Yuè Kē 岳珂 (c. 1173 – c. 1240; Sùzhī 肅之, hào Yìzhāi 亦齋 / Juànwēng 倦翁), grandson of Yuè Fēi and son of the rehabilitated Yuè Lín, served as Hùbù shìláng and as Huáidōng zǒnglǐng in the Jiādìng (1208–1225) and Shàodìng (1228–1234) periods. The Bǎozhēnzhāi fǎshū zàn is the principal Southern Sòng family-collection catalogue and a unique source: through its zàn (encomia) it preserves a level of personal engagement with the pieces missing from the more bureaucratic KR3h0026 Xuānhé shūpǔ. Its principal historical value is the Èguó chuánjiā tiè — Yuè Fēi’s surviving autograph correspondence — which is the single most important source for Yuè Fēi’s hand and for the textual record of the patriot general’s resistance to the Jīn.
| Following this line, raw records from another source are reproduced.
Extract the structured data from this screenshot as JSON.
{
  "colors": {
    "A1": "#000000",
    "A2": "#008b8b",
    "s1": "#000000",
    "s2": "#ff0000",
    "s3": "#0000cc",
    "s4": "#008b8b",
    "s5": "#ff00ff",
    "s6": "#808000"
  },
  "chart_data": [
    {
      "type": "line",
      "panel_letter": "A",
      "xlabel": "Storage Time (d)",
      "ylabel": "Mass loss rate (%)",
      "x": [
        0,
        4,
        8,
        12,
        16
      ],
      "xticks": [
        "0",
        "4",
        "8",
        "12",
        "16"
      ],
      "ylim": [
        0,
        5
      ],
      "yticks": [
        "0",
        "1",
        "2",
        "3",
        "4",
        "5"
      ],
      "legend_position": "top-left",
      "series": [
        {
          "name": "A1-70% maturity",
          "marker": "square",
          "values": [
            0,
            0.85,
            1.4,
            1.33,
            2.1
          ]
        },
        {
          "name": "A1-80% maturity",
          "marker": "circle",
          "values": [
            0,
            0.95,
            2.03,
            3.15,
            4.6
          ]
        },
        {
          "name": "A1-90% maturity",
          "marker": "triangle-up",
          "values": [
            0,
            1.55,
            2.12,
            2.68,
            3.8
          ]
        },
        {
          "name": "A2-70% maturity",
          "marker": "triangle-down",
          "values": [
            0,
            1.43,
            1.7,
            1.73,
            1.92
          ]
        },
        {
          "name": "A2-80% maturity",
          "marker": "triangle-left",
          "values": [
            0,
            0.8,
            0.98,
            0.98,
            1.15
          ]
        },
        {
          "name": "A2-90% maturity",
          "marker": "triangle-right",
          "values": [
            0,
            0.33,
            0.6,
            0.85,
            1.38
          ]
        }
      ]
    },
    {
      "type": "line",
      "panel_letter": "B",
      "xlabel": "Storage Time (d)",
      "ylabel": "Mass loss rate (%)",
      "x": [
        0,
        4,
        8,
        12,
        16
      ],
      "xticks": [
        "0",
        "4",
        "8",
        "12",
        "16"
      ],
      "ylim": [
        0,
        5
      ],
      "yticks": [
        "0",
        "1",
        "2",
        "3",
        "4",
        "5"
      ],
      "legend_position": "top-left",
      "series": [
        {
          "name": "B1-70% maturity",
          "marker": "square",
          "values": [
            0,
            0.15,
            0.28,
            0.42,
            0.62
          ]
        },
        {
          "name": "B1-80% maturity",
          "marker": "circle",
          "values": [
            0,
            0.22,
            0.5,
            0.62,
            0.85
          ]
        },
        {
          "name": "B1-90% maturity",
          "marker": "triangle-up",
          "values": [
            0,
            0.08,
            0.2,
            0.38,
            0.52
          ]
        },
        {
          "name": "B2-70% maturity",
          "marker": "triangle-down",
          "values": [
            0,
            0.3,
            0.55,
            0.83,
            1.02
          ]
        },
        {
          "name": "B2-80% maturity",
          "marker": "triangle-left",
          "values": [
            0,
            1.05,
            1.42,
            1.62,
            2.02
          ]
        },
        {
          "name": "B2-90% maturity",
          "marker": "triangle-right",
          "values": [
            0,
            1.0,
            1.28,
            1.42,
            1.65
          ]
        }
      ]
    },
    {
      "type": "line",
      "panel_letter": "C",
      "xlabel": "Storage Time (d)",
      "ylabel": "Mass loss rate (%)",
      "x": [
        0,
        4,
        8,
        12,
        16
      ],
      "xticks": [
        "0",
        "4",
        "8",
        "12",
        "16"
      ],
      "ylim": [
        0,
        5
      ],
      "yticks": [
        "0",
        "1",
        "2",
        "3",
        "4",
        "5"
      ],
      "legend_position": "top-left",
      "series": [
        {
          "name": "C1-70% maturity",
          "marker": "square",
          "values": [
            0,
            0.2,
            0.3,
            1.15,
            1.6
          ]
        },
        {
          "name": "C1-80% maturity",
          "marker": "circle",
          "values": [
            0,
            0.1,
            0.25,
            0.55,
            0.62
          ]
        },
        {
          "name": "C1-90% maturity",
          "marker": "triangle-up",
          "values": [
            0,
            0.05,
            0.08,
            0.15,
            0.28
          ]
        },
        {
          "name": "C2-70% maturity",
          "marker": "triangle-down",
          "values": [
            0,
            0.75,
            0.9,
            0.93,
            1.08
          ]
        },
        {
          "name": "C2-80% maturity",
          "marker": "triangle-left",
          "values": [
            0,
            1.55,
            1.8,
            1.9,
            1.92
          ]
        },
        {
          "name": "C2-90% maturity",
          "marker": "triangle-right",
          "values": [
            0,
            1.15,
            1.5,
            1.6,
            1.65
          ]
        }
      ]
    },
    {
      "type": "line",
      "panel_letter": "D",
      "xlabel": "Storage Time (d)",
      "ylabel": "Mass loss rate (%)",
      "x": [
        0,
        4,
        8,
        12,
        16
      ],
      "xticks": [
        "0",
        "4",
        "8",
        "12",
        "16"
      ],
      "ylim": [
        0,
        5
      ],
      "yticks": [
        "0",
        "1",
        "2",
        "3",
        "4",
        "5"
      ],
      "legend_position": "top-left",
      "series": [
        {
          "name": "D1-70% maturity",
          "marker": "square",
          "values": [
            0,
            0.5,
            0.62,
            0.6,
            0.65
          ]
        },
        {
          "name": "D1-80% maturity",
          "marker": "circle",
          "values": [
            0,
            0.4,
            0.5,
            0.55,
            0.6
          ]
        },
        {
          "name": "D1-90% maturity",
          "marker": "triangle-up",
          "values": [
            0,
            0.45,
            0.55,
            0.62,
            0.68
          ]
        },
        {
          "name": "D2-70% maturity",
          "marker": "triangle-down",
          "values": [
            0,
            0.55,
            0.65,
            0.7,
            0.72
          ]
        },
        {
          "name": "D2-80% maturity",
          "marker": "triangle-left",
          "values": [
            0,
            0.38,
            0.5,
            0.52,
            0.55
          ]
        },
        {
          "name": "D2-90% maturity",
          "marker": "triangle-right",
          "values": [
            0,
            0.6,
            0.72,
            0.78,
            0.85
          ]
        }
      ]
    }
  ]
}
Yuè Kē’s earlier works (e.g. the Tíngshǐ, Jīntuó cuìbiān) made him an authority on the JīnSòng war and on the rehabilitation of his grandfather’s reputation; the Fǎshū zàn mobilises that scholarly capacity through the medium of the calligraphic colophon. The Sìkù reassembly from the Yǒnglè dàdiǎn fragments yielded the present 28-juàn recension.

Translations and research

  • McNair, Amy. “Public Values in Calligraphy and Orthography in the Yuan Dynasty.” Monumenta Serica 43 (1995): 263–278 (background).
  • Wáng Liánqǐ 王連起. Sòng-dài shūhuà jiànbié yánjiū. Shanghai: Shanghai Shuhua Chubanshe, 2003.
  • Cao Baolin 曹寶麟. Zhōngguó shūfǎ shǐ — Sòng-Liáo-Jīn juǎn. Nanjing: Jiangsu Jiaoyu Chubanshe, 1999 (uses Yuè Kē extensively).
  • No standalone Western-language monograph or translation.

Other points of interest

The Èguó chuánjiā tiè — the appendix containing Yuè Fēi’s correspondence preserved through this work — is the principal documentary source for Yuè Fēi’s autograph hand and is regularly cited in modern studies of the patriot general’s textual record.